2. Find out about water safety.
3. Teach a Daisy or Brownie what to do if she gets lost.
Today I ran a program that included teaching Daisy Girl Scouts what to do if they get lost. I also read a story called "Officer Runkle and Gloria" which was about asking a police officer for help to stay safe.
4. With your family, make sure you have enough food, water, and medical supplies.

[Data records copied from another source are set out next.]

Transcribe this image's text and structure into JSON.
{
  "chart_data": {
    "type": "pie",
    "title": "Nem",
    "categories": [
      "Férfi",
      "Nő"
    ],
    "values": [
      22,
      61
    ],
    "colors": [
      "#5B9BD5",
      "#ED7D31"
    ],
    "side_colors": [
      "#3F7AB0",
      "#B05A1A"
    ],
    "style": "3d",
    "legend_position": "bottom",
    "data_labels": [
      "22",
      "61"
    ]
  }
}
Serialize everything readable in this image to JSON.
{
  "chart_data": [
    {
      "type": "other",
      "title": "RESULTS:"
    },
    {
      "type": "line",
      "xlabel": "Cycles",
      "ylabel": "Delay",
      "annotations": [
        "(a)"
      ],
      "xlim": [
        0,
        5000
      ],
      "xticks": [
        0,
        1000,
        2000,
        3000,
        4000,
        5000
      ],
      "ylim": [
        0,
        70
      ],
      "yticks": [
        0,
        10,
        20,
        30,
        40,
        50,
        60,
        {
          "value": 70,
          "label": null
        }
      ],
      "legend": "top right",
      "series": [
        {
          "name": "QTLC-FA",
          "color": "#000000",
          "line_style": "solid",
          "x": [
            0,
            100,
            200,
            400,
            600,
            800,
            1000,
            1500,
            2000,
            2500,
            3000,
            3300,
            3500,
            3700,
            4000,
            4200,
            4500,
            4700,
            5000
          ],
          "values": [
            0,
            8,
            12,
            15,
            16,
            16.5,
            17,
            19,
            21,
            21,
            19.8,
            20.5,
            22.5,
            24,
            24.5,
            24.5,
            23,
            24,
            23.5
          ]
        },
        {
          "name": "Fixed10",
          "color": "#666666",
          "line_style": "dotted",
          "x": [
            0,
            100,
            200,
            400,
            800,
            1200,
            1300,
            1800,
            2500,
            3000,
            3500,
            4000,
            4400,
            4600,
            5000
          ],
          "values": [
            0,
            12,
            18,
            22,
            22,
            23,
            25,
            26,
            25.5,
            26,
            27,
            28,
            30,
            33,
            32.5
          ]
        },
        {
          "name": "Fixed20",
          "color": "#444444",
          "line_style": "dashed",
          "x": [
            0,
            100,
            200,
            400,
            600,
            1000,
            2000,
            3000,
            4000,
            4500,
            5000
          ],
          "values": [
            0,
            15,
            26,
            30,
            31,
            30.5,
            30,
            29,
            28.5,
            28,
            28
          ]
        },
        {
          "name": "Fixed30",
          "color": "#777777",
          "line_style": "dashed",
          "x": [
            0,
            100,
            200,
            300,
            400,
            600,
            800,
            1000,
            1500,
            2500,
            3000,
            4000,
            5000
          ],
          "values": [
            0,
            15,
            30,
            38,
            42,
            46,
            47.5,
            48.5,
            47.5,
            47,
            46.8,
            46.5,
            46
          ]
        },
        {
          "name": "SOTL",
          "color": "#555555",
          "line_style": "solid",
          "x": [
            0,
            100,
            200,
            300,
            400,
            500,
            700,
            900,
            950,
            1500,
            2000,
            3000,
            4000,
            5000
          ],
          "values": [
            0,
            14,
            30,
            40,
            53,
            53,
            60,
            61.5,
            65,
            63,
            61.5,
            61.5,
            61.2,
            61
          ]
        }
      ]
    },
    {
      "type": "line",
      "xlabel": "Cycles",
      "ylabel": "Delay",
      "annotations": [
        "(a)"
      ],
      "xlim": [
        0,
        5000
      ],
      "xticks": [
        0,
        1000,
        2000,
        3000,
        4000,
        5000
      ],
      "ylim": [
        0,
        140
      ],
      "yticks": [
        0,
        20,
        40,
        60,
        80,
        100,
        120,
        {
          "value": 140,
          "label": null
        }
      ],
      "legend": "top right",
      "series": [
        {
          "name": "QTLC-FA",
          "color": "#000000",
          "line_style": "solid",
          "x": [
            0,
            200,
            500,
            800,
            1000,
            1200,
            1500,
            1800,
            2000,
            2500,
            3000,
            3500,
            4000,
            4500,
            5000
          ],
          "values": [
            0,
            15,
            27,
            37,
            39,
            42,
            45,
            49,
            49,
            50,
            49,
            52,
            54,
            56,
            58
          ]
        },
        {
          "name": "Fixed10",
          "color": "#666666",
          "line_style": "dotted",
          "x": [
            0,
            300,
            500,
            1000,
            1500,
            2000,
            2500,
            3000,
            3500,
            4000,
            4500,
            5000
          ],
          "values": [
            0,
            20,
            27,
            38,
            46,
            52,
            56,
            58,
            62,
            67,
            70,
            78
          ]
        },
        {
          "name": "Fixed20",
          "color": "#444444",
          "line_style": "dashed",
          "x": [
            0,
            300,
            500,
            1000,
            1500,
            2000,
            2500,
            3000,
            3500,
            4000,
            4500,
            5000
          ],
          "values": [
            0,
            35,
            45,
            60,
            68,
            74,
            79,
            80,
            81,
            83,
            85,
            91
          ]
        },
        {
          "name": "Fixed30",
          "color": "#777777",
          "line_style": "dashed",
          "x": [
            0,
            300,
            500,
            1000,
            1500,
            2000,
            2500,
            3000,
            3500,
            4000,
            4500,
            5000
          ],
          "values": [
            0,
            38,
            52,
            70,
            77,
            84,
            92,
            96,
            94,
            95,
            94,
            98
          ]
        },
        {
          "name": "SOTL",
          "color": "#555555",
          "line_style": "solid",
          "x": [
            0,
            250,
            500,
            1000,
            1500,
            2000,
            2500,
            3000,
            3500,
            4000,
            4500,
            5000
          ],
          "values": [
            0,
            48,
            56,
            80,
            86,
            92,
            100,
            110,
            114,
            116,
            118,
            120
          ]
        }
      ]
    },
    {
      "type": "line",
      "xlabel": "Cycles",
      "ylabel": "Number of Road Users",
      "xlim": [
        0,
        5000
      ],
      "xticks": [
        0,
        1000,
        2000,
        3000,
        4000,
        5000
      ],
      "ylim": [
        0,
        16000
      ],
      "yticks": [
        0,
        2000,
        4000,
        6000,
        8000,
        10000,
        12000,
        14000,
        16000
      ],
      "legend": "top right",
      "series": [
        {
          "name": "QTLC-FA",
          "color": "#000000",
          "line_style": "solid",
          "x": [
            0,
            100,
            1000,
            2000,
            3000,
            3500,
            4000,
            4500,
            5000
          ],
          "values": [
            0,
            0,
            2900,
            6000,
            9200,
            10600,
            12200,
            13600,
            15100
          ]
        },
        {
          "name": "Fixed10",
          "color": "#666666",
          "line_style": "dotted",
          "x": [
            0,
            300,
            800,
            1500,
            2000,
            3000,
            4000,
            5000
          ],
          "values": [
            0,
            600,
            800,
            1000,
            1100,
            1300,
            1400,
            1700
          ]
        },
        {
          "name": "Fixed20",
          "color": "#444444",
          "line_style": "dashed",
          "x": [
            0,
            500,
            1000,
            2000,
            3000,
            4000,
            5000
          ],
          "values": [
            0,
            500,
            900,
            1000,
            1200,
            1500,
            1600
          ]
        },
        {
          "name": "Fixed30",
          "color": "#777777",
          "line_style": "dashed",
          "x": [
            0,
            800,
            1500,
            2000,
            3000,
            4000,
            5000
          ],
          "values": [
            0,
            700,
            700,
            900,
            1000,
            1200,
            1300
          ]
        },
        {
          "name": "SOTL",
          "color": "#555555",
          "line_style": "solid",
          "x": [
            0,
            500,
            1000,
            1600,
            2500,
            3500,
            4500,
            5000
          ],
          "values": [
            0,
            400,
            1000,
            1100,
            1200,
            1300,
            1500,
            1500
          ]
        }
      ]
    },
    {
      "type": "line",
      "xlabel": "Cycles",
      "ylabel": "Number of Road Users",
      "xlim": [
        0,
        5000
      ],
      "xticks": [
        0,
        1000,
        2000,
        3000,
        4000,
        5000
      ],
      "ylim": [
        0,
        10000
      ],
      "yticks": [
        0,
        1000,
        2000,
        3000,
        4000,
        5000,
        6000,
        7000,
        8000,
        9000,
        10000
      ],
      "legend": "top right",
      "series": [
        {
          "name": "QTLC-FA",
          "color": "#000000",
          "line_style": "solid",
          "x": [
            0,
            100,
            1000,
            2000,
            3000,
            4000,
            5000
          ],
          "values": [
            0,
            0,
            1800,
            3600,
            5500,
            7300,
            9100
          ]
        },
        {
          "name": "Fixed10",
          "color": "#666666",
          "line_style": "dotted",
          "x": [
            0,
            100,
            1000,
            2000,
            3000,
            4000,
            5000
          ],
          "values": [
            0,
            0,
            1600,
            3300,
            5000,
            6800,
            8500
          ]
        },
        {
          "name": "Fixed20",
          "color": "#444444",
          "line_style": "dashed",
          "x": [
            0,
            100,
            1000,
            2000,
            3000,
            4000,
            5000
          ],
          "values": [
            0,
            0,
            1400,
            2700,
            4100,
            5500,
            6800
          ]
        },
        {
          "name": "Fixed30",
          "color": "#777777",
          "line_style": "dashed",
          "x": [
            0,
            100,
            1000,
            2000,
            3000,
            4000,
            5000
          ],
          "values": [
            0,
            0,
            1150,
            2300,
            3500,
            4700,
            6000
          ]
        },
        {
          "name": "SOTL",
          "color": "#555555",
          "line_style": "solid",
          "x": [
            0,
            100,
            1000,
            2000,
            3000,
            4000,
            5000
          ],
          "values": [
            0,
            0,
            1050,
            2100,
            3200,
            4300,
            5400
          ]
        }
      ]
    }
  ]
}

We have enough food to last at least 3 days in case of a natural disaster. We also have family contact information in case family members are separated. We had two severe storms last year- a hurricane and an early snow storm. We went to the store to buy extra batteries and water but they were out of water. We got the batteries but waited in long lines because everybody was stocking up. So- it is very important that you have batteries and water in addition to your food and medical supplies in case of emergency. We also get water delivered to our house so we always have extra water on hand. You should also always have a First Aid kit in your car and in your house.
5. Discuss bullying with your Girl Scout group, friends, or family.
I wrote and signed a personal responsibility statement that covers how I'll behave at school, at home, and online.